A web panel (or online or internet panel) could be defined as an access panel of people willing to respond to web questionnaires. It contains a sample of potential respondents who declare that they will cooperate for future data collection if selected. A web panel survey is a survey utilizing samples from web panels.

Web panels can be seen as sampling frames for web panel surveys. All persons in the panels must have up-to-date e-mail addresses. Recruitment for web panels can be made in different ways. Respondents can be sourced from offline channels: telephone, TV ads, radio ads, ads in newspapers and magazines, addressed letters, outdoor posters, customer registers, etc. Respondents can also be sourced from online channels: e-mails, websites, banners, community sites, member programs, etc. Often, many channels are used in order to achieve the necessary diversity. After the recruitment, a profile survey is conducted in order to collect information on the new participants to the panel. The recruitment can be done using either probability-based or self-recruited panels. In practice, the distinction between these two may not be very important if the nonresponse rate is very high for the probability-based panels. Sometimes incentives, such as gift cards or souvenirs, are used to attract people and boost response rates. Web panels are often used for marketing research or pilot studies.

During the pandemic of COVID-19, Statistics Canada developed a new web panel survey, Canadian Perspectives Survey Series (CPSS), to get timely information about how Canadians are coping with COVID-19. More than 4,600 people in the 10 provinces responded to this survey between March 29 and April 3. Unlike the most web panels, CPSS is a probabilistic panel based on the Labour Force Survey (LFS), as some respondents agreed to complete short online questionnaires following their participation to the LFS. CPSS enables Statistics Canada to collect important information from Canadians more efficiently, more rapidly and at a lower cost, compared with traditional survey methods. 

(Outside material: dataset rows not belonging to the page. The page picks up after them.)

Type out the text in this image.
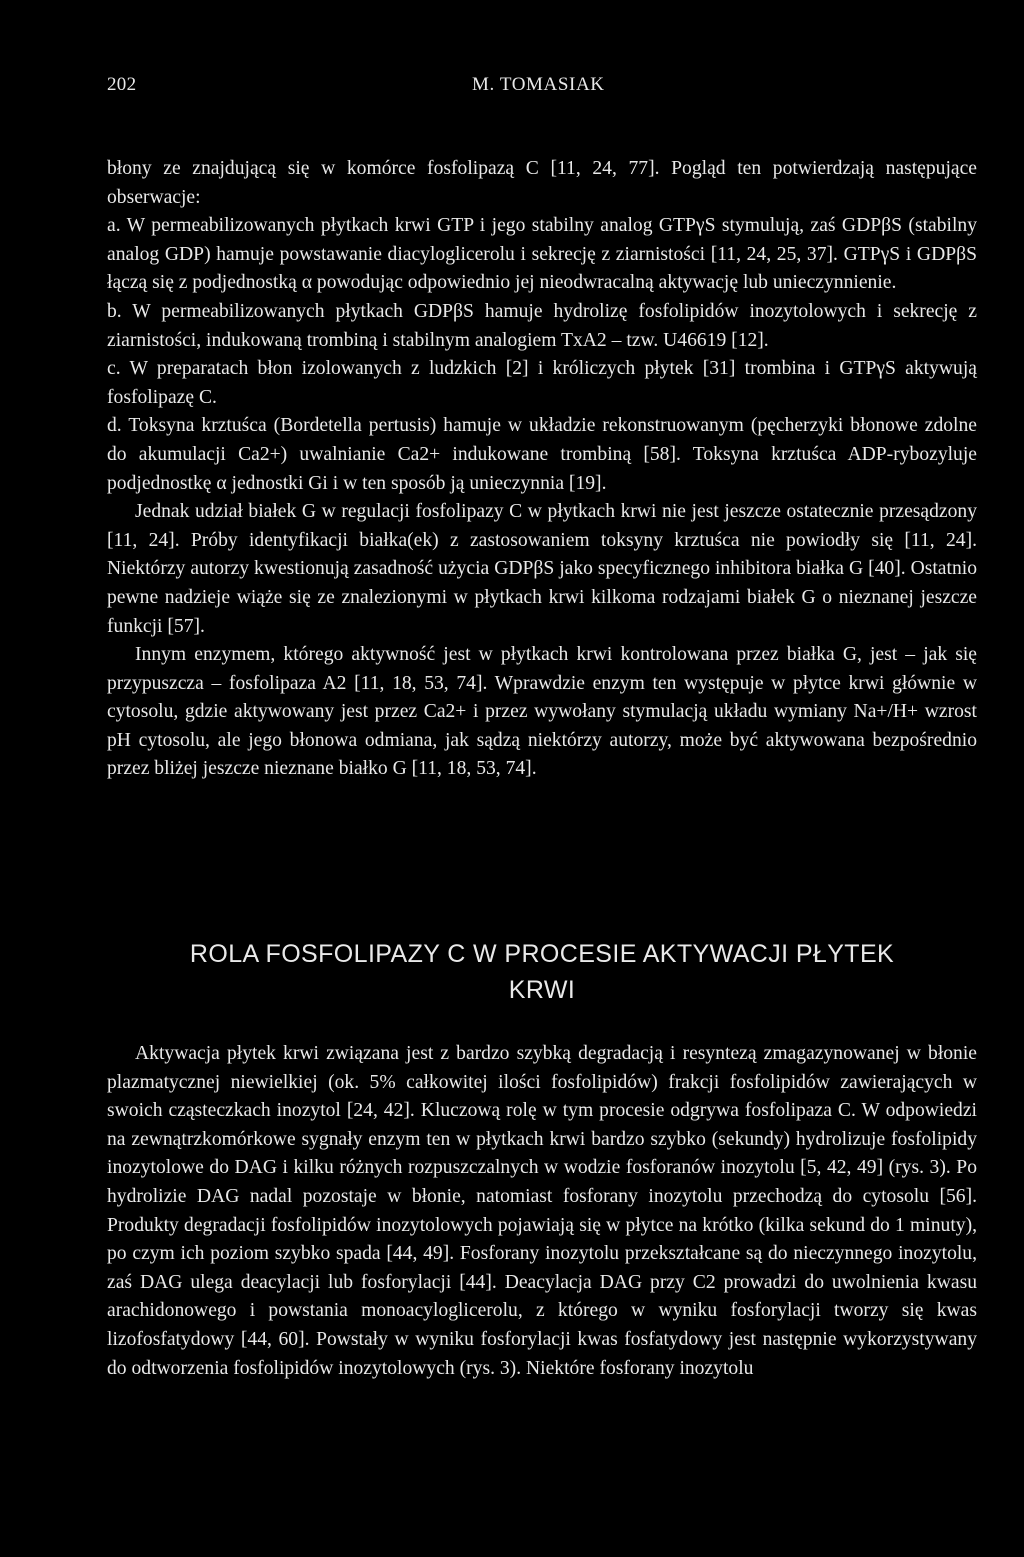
202	M. TOMASIAK

błony ze znajdującą się w komórce fosfolipazą C [11, 24, 77]. Pogląd ten potwierdzają następujące obserwacje:

a. W permeabilizowanych płytkach krwi GTP i jego stabilny analog GTPγS stymulują, zaś GDPβS (stabilny analog GDP) hamuje powstawanie diacyloglicerolu i sekrecję z ziarnistości [11, 24, 25, 37]. GTPγS i GDPβS łączą się z podjednostką α powodując odpowiednio jej nieodwracalną aktywację lub unieczynnienie.

b. W permeabilizowanych płytkach GDPβS hamuje hydrolizę fosfolipidów inozytolowych i sekrecję z ziarnistości, indukowaną trombiną i stabilnym analogiem TxA2 – tzw. U46619 [12].

c. W preparatach błon izolowanych z ludzkich [2] i króliczych płytek [31] trombina i GTPγS aktywują fosfolipazę C.

d. Toksyna krztuśca (Bordetella pertusis) hamuje w układzie rekonstruowanym (pęcherzyki błonowe zdolne do akumulacji Ca2+) uwalnianie Ca2+ indukowane trombiną [58]. Toksyna krztuśca ADP-rybozyluje podjednostkę α jednostki Gi i w ten sposób ją unieczynnia [19].

Jednak udział białek G w regulacji fosfolipazy C w płytkach krwi nie jest jeszcze ostatecznie przesądzony [11, 24]. Próby identyfikacji białka(ek) z zastosowaniem toksyny krztuśca nie powiodły się [11, 24]. Niektórzy autorzy kwestionują zasadność użycia GDPβS jako specyficznego inhibitora białka G [40]. Ostatnio pewne nadzieje wiąże się ze znalezionymi w płytkach krwi kilkoma rodzajami białek G o nieznanej jeszcze funkcji [57].

Innym enzymem, którego aktywność jest w płytkach krwi kontrolowana przez białka G, jest – jak się przypuszcza – fosfolipaza A2 [11, 18, 53, 74]. Wprawdzie enzym ten występuje w płytce krwi głównie w cytosolu, gdzie aktywowany jest przez Ca2+ i przez wywołany stymulacją układu wymiany Na+/H+ wzrost pH cytosolu, ale jego błonowa odmiana, jak sądzą niektórzy autorzy, może być aktywowana bezpośrednio przez bliżej jeszcze nieznane białko G [11, 18, 53, 74].

ROLA FOSFOLIPAZY C W PROCESIE AKTYWACJI PŁYTEK
KRWI

Aktywacja płytek krwi związana jest z bardzo szybką degradacją i resyntezą zmagazynowanej w błonie plazmatycznej niewielkiej (ok. 5% całkowitej ilości fosfolipidów) frakcji fosfolipidów zawierających w swoich cząsteczkach inozytol [24, 42]. Kluczową rolę w tym procesie odgrywa fosfolipaza C. W odpowiedzi na zewnątrzkomórkowe sygnały enzym ten w płytkach krwi bardzo szybko (sekundy) hydrolizuje fosfolipidy inozytolowe do DAG i kilku różnych rozpuszczalnych w wodzie fosforanów inozytolu [5, 42, 49] (rys. 3). Po hydrolizie DAG nadal pozostaje w błonie, natomiast fosforany inozytolu przechodzą do cytosolu [56]. Produkty degradacji fosfolipidów inozytolowych pojawiają się w płytce na krótko (kilka sekund do 1 minuty), po czym ich poziom szybko spada [44, 49]. Fosforany inozytolu przekształcane są do nieczynnego inozytolu, zaś DAG ulega deacylacji lub fosforylacji [44]. Deacylacja DAG przy C2 prowadzi do uwolnienia kwasu arachidonowego i powstania monoacyloglicerolu, z którego w wyniku fosforylacji tworzy się kwas lizofosfatydowy [44, 60]. Powstały w wyniku fosforylacji kwas fosfatydowy jest następnie wykorzystywany do odtworzenia fosfolipidów inozytolowych (rys. 3). Niektóre fosforany inozytolu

Advantages and disadvantages of non-probability sampling

Advantages
  • Quick and convenient
    As a general rule, non-probability samples can be constituted quickly, which allows the survey to be launched, executed and finished in shorter times.
  • Inexpensive
    It usually only takes a few hours to an interviewer to conduct such a survey. As well, non-probability samples are generally not spread out geographically, therefore travelling expenses for interviewers are low. In web panels or crowdsourcing, no interviewers are necessary. Tracing and persuasion of non-respondents are not required or less demanding.
  • Reduce respondent burden
    In the case of volunteer sampling or crowdsourcing, respondents volunteer to participate in the survey without being solicited personally.
Disadvantages
  • Selection bias
    In order to make inferences about the population, it requires strong assumptions about the similarity between the sample and the population even though the respondents are self-selected. Due to the selection bias presented in all non-probability samples, these are often dangerous assumptions to make. When generalization to the whole population is to be made, probability sampling should be performed instead.
  • Noncoverage (undercoverage) bias
    Since some units in the population can have no chance of being included in the sample, it results noncoverage bias. For example, people without the internet at home might never be selected for a web panel and may differ from those with the internet.
  • Difficulty of assessing the quality
    It is impossible to determine the probability that a unit in the population is selected for the sample, so reliable estimates and estimates of sampling error cannot be computed.